Элина твердо решила в первый же вечер накрыть обед здесь, на обычном месте, ничего не менять в их привычках, — она знала, что потом будет еще тяжелее вернуться к прежнему укладу. И до чего же умно поступила эта кроткая, рассудительная девушка! В тепле уютной гостиной, озаренной светом лампы и огнем камина, сердечная боль несчастной матери понемногу утихает. Как всегда бывает после сильных потрясений, г-жа Эпсен ест с большим аппетитом, мало-помалу успокаивается, мысли ее принимают другое направление. Ведь она, право же, сделала все, чтобы старушке было хорошо, чтобы та ни в чем не нуждалась до последнего дня. А каким утешением было дружеское участие в тяжелые минуты! Сколько народу пришло на эти скромные похороны! Процессия растянулась по всей улице. Приехали все ее прежние ученицы: Леони д'Арло, баронесса Герспах, Полина и Луиза де Лостанд — все, все до единой. А надгробное слово говорил пастор Оссандон — такой чести он теперь не удостаивает и богачей ни за какие деньги, — декан богословского факультета Оссандон, знаменитый проповедник протестантской церкви, которого в Париже не слыхали вот уже пятнадцать лет. Как прекрасны были его слова о семейной привязанности, как трогательно он говорил о бабушке, этой стойкой женщине, которая в преклонных годах покинула родную страну, чтобы последовать за своими детьми, чтобы не расставаться с ними нн на один день!
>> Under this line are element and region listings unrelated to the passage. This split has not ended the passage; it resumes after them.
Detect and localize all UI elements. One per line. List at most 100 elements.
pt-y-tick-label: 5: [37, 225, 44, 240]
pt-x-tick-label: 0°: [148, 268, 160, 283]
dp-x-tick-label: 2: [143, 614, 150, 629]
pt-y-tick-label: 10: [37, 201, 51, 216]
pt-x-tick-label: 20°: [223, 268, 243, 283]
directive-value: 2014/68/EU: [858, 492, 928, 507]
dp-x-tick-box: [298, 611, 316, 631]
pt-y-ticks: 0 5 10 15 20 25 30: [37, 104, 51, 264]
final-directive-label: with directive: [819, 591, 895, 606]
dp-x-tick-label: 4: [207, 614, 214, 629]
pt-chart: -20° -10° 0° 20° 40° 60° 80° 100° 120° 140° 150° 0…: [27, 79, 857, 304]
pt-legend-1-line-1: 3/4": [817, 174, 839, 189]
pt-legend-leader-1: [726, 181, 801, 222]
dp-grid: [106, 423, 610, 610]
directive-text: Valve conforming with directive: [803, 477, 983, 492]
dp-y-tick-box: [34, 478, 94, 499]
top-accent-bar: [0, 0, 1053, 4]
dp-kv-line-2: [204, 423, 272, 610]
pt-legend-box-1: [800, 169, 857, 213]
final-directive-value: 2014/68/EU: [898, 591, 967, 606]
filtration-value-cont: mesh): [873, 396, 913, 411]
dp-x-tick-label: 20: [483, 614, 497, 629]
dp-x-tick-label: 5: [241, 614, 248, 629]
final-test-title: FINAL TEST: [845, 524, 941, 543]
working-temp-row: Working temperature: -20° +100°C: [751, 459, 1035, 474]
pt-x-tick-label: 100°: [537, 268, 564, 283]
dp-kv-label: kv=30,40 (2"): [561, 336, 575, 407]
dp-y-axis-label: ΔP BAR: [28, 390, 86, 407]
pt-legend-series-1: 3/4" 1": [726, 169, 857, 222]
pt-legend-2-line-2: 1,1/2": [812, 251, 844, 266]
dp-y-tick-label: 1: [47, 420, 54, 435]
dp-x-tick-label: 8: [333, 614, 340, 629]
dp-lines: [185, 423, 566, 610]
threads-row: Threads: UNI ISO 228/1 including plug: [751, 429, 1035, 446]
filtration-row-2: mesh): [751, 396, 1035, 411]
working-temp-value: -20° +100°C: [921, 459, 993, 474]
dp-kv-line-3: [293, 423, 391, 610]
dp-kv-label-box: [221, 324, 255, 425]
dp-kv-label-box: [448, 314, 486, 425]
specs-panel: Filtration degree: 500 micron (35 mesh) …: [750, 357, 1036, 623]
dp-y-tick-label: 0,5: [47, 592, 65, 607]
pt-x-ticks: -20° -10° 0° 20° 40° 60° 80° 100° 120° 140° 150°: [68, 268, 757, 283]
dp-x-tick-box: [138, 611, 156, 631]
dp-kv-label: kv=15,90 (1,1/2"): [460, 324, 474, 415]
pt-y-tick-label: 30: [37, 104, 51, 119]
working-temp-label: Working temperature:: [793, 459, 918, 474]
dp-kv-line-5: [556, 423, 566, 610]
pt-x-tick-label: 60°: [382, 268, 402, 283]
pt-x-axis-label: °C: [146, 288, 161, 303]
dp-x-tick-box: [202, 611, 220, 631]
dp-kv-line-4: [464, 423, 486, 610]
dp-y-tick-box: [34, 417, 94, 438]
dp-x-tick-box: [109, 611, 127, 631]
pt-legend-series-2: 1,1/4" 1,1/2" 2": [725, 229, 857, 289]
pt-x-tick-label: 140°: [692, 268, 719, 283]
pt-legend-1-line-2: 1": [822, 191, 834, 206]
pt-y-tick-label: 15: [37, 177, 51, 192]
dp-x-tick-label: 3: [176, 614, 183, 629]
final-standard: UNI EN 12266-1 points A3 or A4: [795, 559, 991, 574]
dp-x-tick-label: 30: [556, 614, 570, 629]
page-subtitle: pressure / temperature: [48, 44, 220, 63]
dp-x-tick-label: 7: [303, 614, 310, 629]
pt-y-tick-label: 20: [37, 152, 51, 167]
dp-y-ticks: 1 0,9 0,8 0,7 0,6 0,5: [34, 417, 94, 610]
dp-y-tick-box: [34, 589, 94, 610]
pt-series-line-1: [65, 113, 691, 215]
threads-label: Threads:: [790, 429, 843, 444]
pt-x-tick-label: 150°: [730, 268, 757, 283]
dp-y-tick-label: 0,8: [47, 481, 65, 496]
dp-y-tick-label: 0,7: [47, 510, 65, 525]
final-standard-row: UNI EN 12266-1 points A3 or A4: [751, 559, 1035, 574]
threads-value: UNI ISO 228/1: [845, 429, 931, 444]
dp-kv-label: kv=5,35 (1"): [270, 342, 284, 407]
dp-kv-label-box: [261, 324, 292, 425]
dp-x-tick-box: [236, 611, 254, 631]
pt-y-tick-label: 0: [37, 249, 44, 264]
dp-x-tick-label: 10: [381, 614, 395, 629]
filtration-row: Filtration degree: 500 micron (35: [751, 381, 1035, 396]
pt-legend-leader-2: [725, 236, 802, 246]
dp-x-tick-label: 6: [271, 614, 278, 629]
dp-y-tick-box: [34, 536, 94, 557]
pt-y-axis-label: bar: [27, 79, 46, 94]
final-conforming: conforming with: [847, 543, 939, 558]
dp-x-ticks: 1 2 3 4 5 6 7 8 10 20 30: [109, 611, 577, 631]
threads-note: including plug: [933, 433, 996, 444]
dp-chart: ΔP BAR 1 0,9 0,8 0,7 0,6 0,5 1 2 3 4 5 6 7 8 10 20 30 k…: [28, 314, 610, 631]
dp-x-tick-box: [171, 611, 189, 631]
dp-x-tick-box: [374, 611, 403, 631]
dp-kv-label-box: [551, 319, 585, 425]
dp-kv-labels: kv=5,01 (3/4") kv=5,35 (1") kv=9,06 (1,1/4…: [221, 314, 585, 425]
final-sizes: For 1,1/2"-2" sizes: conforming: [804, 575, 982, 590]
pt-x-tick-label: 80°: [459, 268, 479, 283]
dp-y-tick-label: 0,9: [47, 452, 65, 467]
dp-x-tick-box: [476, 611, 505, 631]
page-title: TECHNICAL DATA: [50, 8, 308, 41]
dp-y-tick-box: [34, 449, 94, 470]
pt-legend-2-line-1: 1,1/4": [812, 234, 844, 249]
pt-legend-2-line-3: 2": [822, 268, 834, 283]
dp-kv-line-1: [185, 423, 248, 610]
— Ни на отин тень… — Г-жа Эпсен вздыхает и снова заливается слезами при воспоминании о речи пастора. Обхватив обеими руками свою взрослую дочь, она со стоном восклицает:

— Мы будем крепко любить друг друга, Линетта, мы не расстанемся никогда.

Прильнув к матери, ласково гладя ее седеющие волосы, Элина отвечает тихим, нежным голосом, боясь разрыдаться:

— Никогда! Ты же знаешь, никогда…

Теплая комната, сытный обед после трех бессонных ночей, после стольких слез… Наконец-то бедная мама заснула. Неслышно ступая, Элина уносит посуду со стола, прибирает в доме, где после внезапно постигшего их несчастья все брошено в беспорядке. Она пытается заглушить свое горе работой, хлопотами по хозяйству. Но, подойдя к оконной нише с приподнятой занавеской, где бабушка проводила все свои дни, Элина замирает; у нее не хватает духу убрать эти знакомые, привычные вещицы, еще хранящие отпечаток дрожащих старческих пальцев: ножницы, очки, вынутые из футляра, закладку в томике Андерсена, начатое вязанье с воткнутым крючком, торчащее из ящика рабочего столика, кружевной чепчик с длинными лиловыми лентами, висящий на оконной задвижке.